3 Methodology
The method we adopted consists of two parts and is detailed below. First, we mapped active rock glaciers manually from interferograms and Google Earth images. Second, we used the manually labelled images to train a deep learning network, i.e., DeepLabv3+, for mapping rock glaciers automatically from Sentinel-2 optical images.
3.1 Mapping active rock glaciers from interferograms and Google Earth images
In this subsection, we first describe the strategy of delineating rock glaciers. Then we present the method for quantifying rock glacier kinematics by InSAR. Finally, we introduce how to determine the geomorphic attributes of the mapped landforms.
3.1.1 Manual identification and delineation of rock glaciers
We mapped active rock glaciers by combining two imagery sources: interferograms and Google Earth images. The displacement maps generated by InSAR allow us to easily recognize moving parts of the ground surface, meanwhile the high-resolution and multi-temporal Google Earth images provide geomorphic information to distinguish rock glaciers from the other active surface units, such as debris-covered glaciers, solifluction lobes, and slow-moving landslides. Visual identification was conducted based on the geomorphological criteria proposed by RGIK (2021) including the frontal and lateral margin morphology, and the surface ridge-and-furrow topography as an optional indicator. We then outlined the recognized landforms along their extended geomorphological footprints, i.e., the frontal and lateral margins are included within the boundaries. We followed the IPA guidelines because it provides practical and standardized baseline concepts for identifying and outlining rock glaciers from remote sensing images and readily applicable to producing consistent inventories over wide-extent regions.
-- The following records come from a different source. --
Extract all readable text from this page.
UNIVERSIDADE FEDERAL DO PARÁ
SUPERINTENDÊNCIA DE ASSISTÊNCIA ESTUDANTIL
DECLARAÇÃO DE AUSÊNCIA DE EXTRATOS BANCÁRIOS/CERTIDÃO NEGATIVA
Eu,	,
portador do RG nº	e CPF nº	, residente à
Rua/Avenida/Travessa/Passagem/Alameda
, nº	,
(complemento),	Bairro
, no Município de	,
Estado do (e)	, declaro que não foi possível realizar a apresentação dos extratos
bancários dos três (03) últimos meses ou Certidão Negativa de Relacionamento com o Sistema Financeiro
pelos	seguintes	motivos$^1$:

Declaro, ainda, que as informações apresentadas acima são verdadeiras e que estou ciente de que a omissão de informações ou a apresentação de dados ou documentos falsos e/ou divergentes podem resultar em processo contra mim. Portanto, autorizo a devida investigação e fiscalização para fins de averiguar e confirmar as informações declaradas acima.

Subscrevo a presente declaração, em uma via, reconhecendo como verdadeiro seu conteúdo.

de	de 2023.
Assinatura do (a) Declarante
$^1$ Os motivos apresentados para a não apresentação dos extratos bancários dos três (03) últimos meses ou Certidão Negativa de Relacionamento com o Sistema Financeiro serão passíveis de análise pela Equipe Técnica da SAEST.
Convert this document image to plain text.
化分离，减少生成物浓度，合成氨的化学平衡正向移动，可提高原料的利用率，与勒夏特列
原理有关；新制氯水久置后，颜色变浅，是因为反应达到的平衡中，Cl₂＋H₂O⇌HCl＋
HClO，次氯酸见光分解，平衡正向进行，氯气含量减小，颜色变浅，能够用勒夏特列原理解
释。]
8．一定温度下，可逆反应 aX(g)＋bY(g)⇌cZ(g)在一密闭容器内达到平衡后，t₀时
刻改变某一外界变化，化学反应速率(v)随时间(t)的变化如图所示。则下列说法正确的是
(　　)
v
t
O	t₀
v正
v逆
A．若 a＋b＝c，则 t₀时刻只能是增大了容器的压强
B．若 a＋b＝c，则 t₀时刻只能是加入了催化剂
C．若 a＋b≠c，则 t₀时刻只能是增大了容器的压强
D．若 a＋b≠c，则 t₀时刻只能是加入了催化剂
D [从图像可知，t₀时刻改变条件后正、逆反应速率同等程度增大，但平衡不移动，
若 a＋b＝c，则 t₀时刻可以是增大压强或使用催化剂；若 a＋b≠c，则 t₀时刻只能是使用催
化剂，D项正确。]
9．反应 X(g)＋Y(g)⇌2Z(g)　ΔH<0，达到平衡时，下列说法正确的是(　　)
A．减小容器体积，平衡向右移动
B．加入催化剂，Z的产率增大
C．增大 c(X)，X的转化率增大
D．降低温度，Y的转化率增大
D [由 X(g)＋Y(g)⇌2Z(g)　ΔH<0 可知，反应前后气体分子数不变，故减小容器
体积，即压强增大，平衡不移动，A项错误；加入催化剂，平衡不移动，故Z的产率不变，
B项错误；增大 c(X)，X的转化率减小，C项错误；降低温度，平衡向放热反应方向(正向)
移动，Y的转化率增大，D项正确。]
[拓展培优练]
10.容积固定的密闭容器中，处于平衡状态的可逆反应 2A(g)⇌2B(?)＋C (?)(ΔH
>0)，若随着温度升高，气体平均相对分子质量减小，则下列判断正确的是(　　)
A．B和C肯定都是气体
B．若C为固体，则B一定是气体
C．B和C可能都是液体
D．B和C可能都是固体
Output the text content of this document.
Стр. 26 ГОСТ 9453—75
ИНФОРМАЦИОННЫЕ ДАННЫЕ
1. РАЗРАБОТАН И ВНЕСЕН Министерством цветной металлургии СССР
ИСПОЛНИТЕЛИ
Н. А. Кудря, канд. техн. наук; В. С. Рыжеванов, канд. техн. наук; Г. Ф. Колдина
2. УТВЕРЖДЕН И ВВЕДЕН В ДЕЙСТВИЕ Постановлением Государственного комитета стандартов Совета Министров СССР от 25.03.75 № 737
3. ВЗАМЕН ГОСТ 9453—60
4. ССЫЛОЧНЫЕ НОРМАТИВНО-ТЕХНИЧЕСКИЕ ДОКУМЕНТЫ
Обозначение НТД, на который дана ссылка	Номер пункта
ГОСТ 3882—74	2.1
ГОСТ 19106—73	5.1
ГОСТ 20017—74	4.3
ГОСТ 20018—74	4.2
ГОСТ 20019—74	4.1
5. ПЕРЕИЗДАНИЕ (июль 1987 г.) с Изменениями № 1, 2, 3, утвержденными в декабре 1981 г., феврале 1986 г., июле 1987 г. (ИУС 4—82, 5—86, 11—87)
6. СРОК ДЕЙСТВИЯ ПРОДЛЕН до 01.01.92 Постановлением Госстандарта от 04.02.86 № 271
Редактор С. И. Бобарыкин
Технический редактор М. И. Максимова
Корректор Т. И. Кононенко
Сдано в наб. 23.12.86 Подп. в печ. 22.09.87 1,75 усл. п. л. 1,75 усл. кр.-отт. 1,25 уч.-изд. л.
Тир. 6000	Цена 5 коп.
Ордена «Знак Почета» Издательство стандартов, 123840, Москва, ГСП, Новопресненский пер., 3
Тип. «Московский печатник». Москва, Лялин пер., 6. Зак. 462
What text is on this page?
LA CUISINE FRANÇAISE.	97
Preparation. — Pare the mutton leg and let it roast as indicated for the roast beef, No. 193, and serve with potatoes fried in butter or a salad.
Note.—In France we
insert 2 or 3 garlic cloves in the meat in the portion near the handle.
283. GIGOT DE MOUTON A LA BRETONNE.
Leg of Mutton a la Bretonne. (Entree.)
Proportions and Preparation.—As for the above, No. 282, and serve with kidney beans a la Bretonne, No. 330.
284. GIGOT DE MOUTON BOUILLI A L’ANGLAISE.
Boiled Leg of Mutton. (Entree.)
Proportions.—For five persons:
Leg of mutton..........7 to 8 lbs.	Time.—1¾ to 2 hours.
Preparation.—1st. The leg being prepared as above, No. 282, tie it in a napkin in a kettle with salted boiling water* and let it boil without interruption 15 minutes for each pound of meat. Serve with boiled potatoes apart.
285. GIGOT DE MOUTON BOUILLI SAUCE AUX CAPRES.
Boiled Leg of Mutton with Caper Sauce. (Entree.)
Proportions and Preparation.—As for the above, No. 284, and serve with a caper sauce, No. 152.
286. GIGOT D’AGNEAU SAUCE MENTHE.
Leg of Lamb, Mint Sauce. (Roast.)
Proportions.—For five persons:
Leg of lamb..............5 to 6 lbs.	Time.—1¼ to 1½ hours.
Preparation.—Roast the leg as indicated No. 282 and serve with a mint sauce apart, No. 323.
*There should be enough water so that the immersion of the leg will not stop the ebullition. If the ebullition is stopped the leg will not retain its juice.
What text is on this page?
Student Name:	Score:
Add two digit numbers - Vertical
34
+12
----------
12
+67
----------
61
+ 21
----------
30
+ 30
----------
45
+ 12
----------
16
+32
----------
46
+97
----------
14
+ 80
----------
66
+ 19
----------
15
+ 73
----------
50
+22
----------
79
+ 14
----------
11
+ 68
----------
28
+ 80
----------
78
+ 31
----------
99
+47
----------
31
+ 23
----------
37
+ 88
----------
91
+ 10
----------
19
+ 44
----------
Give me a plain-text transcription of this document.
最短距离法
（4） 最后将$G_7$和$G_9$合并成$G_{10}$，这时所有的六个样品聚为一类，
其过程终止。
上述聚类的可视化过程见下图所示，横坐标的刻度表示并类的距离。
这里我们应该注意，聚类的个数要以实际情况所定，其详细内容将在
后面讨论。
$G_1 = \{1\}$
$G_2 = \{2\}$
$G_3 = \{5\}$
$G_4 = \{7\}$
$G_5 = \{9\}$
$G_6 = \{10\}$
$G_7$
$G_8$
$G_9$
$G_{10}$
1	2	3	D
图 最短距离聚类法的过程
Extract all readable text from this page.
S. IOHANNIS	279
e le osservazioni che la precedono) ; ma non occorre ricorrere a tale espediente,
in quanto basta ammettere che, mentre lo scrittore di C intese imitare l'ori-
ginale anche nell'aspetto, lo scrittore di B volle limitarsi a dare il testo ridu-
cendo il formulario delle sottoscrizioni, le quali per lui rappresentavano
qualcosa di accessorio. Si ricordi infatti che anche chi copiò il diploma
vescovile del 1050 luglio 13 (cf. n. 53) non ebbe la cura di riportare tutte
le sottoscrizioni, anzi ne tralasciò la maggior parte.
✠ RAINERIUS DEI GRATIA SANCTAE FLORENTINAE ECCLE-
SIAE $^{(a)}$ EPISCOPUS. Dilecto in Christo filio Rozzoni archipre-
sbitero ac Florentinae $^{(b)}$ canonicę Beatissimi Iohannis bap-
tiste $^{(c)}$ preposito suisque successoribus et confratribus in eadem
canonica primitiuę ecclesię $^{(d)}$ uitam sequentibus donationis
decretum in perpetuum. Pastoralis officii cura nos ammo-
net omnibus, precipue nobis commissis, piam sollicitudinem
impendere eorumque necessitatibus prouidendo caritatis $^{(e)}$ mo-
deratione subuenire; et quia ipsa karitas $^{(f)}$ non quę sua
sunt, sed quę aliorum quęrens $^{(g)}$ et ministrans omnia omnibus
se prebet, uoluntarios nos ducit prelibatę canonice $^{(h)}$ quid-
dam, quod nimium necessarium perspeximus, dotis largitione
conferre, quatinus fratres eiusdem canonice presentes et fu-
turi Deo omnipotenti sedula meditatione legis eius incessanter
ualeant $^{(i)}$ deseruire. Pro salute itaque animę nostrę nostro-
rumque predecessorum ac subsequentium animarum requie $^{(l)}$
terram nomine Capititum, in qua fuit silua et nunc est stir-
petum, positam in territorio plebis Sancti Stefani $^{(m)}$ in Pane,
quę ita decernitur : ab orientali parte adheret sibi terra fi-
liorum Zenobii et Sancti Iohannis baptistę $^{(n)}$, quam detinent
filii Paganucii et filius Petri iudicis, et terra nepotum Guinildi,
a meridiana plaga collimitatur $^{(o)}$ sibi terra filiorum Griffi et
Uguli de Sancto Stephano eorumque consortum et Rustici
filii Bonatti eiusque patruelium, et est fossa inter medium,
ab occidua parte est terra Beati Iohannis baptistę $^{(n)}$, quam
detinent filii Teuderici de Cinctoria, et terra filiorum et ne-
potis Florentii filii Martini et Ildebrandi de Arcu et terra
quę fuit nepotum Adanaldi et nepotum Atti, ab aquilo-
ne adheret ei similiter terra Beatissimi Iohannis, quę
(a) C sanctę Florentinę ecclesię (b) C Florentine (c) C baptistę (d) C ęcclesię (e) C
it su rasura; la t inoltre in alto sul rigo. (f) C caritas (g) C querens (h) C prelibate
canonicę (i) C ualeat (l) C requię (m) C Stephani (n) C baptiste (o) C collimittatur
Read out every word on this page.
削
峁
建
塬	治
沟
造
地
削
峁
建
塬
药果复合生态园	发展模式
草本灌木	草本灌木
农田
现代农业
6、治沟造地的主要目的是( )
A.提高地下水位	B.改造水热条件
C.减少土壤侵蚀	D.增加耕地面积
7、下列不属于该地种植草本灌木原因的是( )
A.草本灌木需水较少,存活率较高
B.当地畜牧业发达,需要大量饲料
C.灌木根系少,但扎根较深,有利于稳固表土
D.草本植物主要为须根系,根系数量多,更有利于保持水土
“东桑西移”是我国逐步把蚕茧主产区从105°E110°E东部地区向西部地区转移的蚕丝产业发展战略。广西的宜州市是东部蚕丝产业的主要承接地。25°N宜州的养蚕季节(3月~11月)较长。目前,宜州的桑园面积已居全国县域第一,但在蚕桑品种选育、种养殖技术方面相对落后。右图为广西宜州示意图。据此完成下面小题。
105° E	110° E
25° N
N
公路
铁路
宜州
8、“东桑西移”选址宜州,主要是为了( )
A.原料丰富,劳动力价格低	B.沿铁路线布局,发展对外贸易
3.1.2 Kinematic quantification by InSAR
In total, twenty-two interferograms generated from ALOS-1 PALSAR images covering the West Kunlun Mountains were used for ground movement detection between 2007–2008 (Table 1). To maintain high interferometric coherence and reduce topographic error, we selected image pairs with temporal spans of 46 days and perpendicular baselines smaller than 1,000 m. The topographic phase were estimated and removed by using a digital elevation model (DEM) produced by the Shuttle Radar Topography Mission (SRTM) with a spatial resolution of ~30 m over most of the study region. A tile of TanDEM-X DEM (spatial resolution ~12 m) was adopted for correcting topographic phases for one interferogram overlapping with the permafrost survey region. Multi-looking operation and adaptive Goldstein filter (8\(\times\)8 pixels) were applied in the interferometric processing, which was implemented by the open-source software InSAR Scientific Computing Environment (ISCE) version 2.2.0 (available athttps://github.com/isce-framework/isce2 ). We then unwrapped the interferograms with the SNAPHU (Chen and Zebker 2002) and selected one point located at the flat and stable ground close to each rock glacier to re-reference the unwrapped phases measured within the boundary of each landform. By doing so, we managed to remove the long-wavelength orbital errors and the atmospheric artefacts including the water vapor delay and ionospheric effects, all of which can be assumed identical within the extent of a rock glacier (Hanssen 2001).
We determined the surface downslope velocities of rock glaciers as their kinematic attributes. The surface velocities along the SAR satellite line-of-sight (LOS) direction were derived from the unwrapped interferograms and then projected to the downslope direction of each landform (Hu et al. 2021). Associated uncertainties including the InSAR measurements and geometric parameters were quantified through error propagation (Hu et al. 2021). We used the spatial mean velocity within a rock glacier to represent its overall kinematic status. Then we refined the results by selecting data that fulfilled the following criteria: (1) after masking out the pixels with low coherence (< 0.3) (Wang et al. 2017), the remaining pixels account for more than 40% of the entire landform extent; (2) the relative errors of the spatial mean velocities are lower than 20%.

3.1.3 Determination of geomorphic attributes

Essential geomorphic attributes such as the elevation range, mean slope angle, and landform aspect were quantified using the SRTM DEM. Qualitative attributes including the spatial connection of the rock glacier to the upslope unit and the activity category were described and assigned to the dataset following the IPA guideline (RGIK, 2021). We primarily classified the mapped rock glaciers according to their spatial connection to the upslope unit because it could provide implications regarding the landform genesis (Sect. 5.2). We used the Global Land Ice Measurements from Space (GLIMS) dataset to help recognize the surrounding glacier units (GLIMS and NSIDC, 2005). Figure 2 presents examples of rock glaciers that were classified by their upslope units into four categories. For instance, Figure 2b shows a glacier-connected rock glacier, the frontal and lateral margins of which are discernible from the Google Earth image, though the rooting zone is ambiguous. We separated the rock glacier from the upslope unit from surface structure in this case. Finally, we created the InSAR-based sub-dataset. The entire workflow is illustrated in Figure 3 with one example shown in Figure 4.